To find if something has evidence, look in PubMed. For your question, past this in to your browser:
http://www.ncbi.nlm.nih.gov/pubmed?term=Neuro-IFRAH
Your last link doesn't work. Is Neuro-IFRAH same as NDT?
That link does not work. Is Neuro-IFRAH a version of NDT?
Kadima: thanks for the heads up. I "fixed" the links. However, don't be surprised if they become "unfixed." The two links that were down are related specifically to NDT sites. Because I'm making a point they may not particularly like, they may be taking the linked images down.
"Is Neuro-IFRAH a version of NDT?" This is a long story, and I'm no expert. They were once related, but had an acrimonious breakup.

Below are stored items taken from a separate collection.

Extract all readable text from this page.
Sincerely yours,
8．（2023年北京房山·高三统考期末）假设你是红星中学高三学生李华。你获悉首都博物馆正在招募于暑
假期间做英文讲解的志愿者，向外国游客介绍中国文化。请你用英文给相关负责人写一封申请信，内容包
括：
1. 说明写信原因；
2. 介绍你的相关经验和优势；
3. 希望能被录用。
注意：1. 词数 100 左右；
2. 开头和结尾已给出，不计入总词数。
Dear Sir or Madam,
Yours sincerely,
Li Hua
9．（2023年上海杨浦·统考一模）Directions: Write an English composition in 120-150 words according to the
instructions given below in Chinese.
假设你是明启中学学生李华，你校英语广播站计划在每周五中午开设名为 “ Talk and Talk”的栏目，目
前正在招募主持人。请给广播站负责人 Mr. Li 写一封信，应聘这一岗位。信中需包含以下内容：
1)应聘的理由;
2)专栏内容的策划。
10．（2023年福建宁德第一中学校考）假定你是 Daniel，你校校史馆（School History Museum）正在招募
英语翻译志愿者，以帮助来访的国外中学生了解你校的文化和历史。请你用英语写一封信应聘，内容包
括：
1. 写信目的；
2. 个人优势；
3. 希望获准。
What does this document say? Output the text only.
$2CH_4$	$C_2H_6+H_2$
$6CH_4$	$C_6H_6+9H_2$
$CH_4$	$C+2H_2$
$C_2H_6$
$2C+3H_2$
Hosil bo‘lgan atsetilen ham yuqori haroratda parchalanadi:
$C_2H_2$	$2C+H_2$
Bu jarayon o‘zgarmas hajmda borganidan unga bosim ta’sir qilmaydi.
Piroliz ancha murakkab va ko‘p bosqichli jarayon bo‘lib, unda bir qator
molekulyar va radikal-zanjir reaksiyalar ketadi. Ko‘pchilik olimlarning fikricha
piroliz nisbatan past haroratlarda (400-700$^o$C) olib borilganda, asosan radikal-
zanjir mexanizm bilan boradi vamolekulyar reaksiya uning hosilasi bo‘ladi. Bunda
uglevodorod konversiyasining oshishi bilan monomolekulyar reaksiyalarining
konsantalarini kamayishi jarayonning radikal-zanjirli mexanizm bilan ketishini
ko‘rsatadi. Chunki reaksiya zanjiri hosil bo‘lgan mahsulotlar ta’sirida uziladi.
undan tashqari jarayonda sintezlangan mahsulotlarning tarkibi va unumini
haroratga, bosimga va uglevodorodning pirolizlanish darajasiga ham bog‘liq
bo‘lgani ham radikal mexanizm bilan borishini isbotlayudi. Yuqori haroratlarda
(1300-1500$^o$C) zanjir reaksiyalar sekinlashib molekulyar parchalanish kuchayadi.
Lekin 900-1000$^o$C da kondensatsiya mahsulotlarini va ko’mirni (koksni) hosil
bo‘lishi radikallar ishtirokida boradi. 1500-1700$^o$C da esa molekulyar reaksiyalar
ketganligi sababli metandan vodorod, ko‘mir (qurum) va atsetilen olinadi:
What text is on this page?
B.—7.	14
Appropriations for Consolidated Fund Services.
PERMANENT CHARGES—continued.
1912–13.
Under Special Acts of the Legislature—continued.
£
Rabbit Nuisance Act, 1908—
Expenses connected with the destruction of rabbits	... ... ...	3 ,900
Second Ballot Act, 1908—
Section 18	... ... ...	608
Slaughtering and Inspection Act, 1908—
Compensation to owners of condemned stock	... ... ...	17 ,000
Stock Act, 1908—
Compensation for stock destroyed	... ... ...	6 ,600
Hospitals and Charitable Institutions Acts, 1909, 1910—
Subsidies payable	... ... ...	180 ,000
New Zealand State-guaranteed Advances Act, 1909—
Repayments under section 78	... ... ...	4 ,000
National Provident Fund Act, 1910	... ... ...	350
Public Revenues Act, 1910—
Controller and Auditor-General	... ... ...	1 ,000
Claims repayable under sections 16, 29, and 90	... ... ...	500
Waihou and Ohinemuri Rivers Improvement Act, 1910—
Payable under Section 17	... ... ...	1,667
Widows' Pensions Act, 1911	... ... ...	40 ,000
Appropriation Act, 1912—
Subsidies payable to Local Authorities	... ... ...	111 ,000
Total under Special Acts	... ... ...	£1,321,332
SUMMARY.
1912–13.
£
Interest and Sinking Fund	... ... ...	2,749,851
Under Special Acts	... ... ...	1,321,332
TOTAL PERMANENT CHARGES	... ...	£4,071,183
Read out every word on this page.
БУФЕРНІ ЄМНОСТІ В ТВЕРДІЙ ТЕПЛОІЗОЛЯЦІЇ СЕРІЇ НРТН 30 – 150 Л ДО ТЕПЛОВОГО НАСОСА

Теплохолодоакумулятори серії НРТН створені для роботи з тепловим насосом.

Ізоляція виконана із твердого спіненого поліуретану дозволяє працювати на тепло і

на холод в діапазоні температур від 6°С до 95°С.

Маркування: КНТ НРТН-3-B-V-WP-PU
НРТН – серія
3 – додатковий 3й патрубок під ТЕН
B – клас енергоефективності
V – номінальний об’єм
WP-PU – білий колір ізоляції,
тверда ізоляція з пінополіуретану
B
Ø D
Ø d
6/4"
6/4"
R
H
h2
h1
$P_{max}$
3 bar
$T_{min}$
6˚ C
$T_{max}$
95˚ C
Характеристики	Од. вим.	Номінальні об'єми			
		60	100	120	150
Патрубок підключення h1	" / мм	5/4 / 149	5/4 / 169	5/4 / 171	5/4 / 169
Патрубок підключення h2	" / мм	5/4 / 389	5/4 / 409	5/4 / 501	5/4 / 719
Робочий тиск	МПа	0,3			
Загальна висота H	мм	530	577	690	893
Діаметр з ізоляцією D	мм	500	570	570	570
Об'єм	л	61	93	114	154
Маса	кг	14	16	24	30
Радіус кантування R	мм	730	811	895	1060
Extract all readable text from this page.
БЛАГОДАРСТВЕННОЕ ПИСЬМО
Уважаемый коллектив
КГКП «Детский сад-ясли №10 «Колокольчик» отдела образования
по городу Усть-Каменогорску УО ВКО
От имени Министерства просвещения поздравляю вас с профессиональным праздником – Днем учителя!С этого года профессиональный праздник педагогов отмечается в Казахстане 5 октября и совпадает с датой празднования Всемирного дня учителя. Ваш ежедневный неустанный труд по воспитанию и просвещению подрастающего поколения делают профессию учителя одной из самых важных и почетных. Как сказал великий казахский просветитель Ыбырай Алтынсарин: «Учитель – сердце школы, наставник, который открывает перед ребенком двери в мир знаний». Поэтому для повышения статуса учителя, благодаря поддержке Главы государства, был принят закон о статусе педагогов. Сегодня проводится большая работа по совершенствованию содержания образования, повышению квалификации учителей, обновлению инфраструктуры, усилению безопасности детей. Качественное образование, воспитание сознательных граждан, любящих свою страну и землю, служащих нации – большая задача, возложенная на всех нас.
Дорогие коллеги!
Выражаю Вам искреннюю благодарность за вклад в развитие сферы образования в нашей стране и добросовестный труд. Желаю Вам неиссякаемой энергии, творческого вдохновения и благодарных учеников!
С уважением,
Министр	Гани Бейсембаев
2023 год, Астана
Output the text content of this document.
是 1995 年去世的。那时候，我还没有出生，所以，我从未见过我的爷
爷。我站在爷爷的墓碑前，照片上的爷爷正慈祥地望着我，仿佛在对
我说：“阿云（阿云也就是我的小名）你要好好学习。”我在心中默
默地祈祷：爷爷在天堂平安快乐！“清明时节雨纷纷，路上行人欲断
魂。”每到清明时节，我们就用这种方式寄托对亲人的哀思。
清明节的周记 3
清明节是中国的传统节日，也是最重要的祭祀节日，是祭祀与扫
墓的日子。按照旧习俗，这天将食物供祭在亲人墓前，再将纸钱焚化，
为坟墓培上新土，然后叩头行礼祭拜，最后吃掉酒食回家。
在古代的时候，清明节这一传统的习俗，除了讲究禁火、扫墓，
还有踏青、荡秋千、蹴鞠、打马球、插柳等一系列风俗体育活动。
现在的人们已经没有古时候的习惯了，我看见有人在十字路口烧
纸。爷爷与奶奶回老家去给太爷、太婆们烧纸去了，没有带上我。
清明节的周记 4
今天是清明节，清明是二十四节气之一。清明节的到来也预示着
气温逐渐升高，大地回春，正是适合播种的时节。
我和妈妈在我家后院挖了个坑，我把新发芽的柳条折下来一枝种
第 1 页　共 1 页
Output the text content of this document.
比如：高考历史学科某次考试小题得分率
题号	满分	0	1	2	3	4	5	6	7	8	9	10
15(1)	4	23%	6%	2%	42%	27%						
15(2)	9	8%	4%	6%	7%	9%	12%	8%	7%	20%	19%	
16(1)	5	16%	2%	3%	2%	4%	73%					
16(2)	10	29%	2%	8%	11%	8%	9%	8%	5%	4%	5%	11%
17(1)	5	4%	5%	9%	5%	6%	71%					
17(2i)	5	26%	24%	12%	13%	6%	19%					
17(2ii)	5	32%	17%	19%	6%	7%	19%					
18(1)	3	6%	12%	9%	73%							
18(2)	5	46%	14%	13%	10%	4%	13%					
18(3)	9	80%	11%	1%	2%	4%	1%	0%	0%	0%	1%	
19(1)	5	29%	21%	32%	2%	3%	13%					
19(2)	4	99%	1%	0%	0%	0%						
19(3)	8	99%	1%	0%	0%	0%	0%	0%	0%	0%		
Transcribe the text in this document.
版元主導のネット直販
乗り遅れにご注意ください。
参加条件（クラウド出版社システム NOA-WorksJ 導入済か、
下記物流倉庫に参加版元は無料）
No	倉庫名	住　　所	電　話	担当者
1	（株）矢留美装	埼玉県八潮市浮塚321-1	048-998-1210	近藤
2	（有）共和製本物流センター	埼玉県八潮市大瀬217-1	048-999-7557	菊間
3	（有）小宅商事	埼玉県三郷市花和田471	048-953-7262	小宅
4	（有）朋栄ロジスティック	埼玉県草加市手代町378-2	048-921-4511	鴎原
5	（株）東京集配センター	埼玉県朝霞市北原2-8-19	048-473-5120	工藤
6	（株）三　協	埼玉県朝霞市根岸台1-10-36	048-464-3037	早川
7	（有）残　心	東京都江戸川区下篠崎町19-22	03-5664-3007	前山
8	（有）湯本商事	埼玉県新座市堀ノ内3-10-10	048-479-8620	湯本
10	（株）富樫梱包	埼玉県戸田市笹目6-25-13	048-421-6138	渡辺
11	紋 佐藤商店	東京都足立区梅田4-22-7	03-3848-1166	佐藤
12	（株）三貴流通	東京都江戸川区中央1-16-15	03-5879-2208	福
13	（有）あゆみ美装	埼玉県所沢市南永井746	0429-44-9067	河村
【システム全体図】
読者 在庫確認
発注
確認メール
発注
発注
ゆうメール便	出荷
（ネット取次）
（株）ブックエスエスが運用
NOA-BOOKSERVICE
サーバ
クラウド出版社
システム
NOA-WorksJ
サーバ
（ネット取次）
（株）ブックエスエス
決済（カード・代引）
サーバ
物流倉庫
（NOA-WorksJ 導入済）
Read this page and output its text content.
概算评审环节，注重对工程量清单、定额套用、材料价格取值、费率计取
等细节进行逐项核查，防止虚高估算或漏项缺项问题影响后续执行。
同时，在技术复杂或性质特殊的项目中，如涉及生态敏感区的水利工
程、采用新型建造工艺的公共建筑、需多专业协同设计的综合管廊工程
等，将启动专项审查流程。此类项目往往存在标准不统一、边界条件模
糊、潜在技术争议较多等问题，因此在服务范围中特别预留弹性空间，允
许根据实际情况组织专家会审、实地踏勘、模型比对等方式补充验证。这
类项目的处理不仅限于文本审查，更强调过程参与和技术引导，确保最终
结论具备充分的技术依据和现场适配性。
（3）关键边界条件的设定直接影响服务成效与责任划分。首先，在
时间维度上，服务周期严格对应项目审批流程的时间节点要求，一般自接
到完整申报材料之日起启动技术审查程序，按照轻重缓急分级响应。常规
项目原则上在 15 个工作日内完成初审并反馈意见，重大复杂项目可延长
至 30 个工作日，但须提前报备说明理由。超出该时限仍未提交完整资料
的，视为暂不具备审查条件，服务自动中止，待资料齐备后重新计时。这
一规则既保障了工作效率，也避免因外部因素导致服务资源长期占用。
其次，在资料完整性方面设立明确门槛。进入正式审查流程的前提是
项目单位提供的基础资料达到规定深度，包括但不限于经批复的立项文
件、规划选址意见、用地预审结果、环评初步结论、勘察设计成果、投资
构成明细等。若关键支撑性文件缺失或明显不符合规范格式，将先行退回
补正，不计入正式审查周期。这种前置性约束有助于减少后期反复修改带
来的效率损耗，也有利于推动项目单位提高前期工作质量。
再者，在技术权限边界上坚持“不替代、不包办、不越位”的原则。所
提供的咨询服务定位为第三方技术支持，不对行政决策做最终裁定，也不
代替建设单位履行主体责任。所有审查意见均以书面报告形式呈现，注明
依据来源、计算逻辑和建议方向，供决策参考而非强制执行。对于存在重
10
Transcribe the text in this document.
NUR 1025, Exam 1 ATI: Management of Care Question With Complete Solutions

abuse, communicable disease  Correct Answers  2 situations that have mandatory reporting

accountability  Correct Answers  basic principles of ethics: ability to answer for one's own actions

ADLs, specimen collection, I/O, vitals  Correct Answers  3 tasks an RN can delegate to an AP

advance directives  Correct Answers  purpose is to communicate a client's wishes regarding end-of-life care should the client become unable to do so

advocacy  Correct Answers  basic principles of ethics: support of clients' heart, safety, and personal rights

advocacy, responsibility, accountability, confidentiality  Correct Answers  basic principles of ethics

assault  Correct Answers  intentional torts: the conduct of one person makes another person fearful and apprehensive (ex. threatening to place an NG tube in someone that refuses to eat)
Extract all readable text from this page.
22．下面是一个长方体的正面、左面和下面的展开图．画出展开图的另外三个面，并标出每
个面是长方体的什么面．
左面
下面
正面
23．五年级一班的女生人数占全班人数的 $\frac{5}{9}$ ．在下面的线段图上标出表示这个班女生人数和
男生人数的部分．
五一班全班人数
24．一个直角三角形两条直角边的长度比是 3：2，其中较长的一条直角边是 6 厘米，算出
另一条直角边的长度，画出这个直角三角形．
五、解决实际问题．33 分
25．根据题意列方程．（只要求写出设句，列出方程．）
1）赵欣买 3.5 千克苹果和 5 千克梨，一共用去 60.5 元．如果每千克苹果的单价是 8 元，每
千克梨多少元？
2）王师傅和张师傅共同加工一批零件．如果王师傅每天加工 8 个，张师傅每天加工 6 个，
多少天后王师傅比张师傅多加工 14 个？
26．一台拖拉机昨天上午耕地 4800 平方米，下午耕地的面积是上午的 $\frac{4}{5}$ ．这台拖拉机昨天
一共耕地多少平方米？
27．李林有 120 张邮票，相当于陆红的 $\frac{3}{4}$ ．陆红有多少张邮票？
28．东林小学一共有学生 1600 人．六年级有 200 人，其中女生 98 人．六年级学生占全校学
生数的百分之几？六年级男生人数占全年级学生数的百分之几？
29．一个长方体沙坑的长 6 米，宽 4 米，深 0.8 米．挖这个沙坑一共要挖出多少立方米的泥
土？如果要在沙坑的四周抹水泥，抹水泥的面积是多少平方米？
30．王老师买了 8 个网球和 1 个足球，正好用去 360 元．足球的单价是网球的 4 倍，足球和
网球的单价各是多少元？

Ignoring methodology, the distinguishing characteristic of the (Neuro-IFRAH based) clinic my wife goes to is that they provide 15 hours of OT/PT in one week, once a month as opposed to the usual once or twice a week 45 minute OT and PT sessions. Is there research and/or do you have an opinion on intensive physical therapy?
Thanks
Kadima: BTW, to get the skinny on if neuroifrah works, the link I provided does work. Here it is again:
http://www.ncbi.nlm.nih.gov/pubmed?term=Neuro-IFRAH. When it says "The following term was not found in PubMed: Neuro-IFRAH." its because there is no independent evidence. This may be niggling, but this is not about methodology. This is about any research with ANY methodology. Is intensity good? Generally, yes. But there is nuance there. Intensity can be dangerous (make the infarct worse) at certain points in recovery. Great questions, thanks.
Its funny, that within the musculoskeltal world they are slowly edging back to looking more closely at movement and movement control. Look at any recent research by Paul Hodges, Jull, McGill, Mark Comerford or Sarah Mottram and you will see that the basis of their expanding evidence based practice is 'control of movement'.....just to make it more efficient.......a similar concept to NDT. The difference?? Nothing really just the branding - if as therapists we are afraid to be the experts in what we were trained to do - look at movement, find the problems and help people move better - what are we becoming? Group running, same prescription exercises??? Surely we could train a monkey to do that? Looking at and analyzing movement is complex - but its our art to learn and change in our patients.